Regulierung
Sachwert-Investment wird aufgewertet
Regulierung: Sachwert-Investment wird aufgewertet
Ab Sommer nächsten Jahres werden die Regulierungsvorschriften für Geschlossene Fonds noch weiter verschärft. Experten erachten die "gesetzlichen Leitplanken" als wichtig für den Markt. FOTO: istockphoto.com/Michiel de Boer
Geschlossene Fonds müssen künftig strengen Regulierungsvorschriften genügen, damit sie Privatanlegern angeboten werden dürfen. Bereits seit Juni gelten im Vertrieb höhere Anforderungen an Verkaufsunterlagen. Im Juli 2013 kommen weitere Vorschriften dazu. Zugelassen sind dann nur noch Fonds, die die Kriterien des noch zu beschließenden Kapitalanlagegesetzbuches erfüllen. Von Jürgen Grosche

Geschlossene Fonds profitieren davon, ist Eric Romba (VGF) überzeugt: "Die Regulierung verschafft ihnen sehr gute neue Chancen", betont der Hauptgeschäftsführer des Verbandes auf dem RP-Finanzforum. Der neue Geschlossene Fonds zeichne sich durch Sicherheitsnetze und den Schutz durch die Aufsicht aus. Aus dem Fonds-Initiator wird der "Asset-Manager mit Strukturierungskompetenz".

Künftig werde sich der Fokus wieder auf das Investment in Sachwerte konzentrieren. Auf die Branche kommen damit aber große Veränderungen zu: "Die alte GmbH & Co. KG wird es nicht mehr geben", erklärt Romba. Was heißt das für die Emissionshäuser und Banken? "Es wird künftig anspruchsvoller, die Produkte zu gestalten", sagt Alexander Betz (MPC), "der Standard wird damit steigen". Langfristig sei das eine positive Entwicklung.

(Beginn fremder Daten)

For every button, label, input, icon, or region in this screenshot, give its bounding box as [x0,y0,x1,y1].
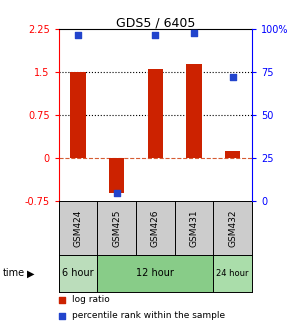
Text: ▶: ▶ [27,268,35,279]
Bar [136,201,175,255]
Text: 6 hour: 6 hour [62,268,94,279]
Bar [97,201,136,255]
Point [60,297,65,302]
Bar [59,201,97,255]
Text: GSM426: GSM426 [151,209,160,247]
Bar [213,201,252,255]
Point [76,32,80,37]
Point [114,190,119,195]
Text: percentile rank within the sample: percentile rank within the sample [72,311,225,320]
Text: GSM424: GSM424 [74,209,82,247]
Text: 12 hour: 12 hour [136,268,174,279]
Text: 24 hour: 24 hour [217,269,249,278]
Text: GSM431: GSM431 [190,209,198,247]
Point [192,30,196,35]
Text: log ratio: log ratio [72,295,110,304]
Text: GSM425: GSM425 [112,209,121,247]
Bar [97,255,213,292]
Point [60,313,65,318]
Bar [70,72,86,158]
Bar [148,70,163,158]
Text: time: time [3,268,25,279]
Bar [109,158,124,193]
Bar [213,255,252,292]
Point [230,75,235,80]
Title: GDS5 / 6405: GDS5 / 6405 [116,16,195,29]
Bar [175,201,213,255]
Bar [186,64,202,158]
Point [153,32,158,37]
Text: GSM432: GSM432 [228,209,237,247]
Bar [59,255,97,292]
Bar [225,151,240,158]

Auf die Branche wird die neue Fonds-Welt starke Auswirkungen haben, vermutet Dr. Peter Lesniczak (Dr. Peters): "Die Anforderungen an die Häuser steigen." Der Kapitalbedarf werde zunehmen, die Häuser müssten mehr – auch personelle – Ressourcen vorhalten, um die Regulierungsvorschriften zu erfüllen. "Wir werden eine Konzentration am Markt sehen", prognostiziert Lesniczak. Die Überlebenden könnten davon profitieren: "Es wird weniger Marktteilnehmer geben, aber nicht unbedingt weniger Volumen." Eine solche Konzentration hätte Vorteile, betont Michael Kohl (Commerz Real): "Es ist wahrscheinlich, dass schwarze Schafe vom Markt verschwinden werden."

"Die Erwartung 'Alles wird besser' ist eine Illusion", warnt indes Christian G. Harreiner (DBM). Wer jetzt schon gute Produkte mache, tue dies auch künftig – und umgekehrt. Dass schlechte Angebote vom Markt verschwinden, hält Harreiner ebenfalls für eine Illusion. Auch Dr. Illya Steiner (Steiner) bleibt skeptisch. Er befürchtet, dass in Folge der neuen Rahmenbedingungen der Anlegerschutz ins Hintertreffen gerät: "Die Regulierung macht die Arbeit für alle teurer. Die Zeche zahlt dann der Anleger."

Dennoch bleibt Romba dabei, die Regulierung als Chance zu sehen – für alle Seiten. Anleger bekommen bessere Prospekte, und für den Markt seien die "gesetzlichen Leitplanken" wichtig. Romba hält auch ein Marktwachstum für durchaus möglich: "Geschlossene Fonds werden als Sachwert-Investment aufgewertet, und die Nachfrage nach Sachwerten steigt."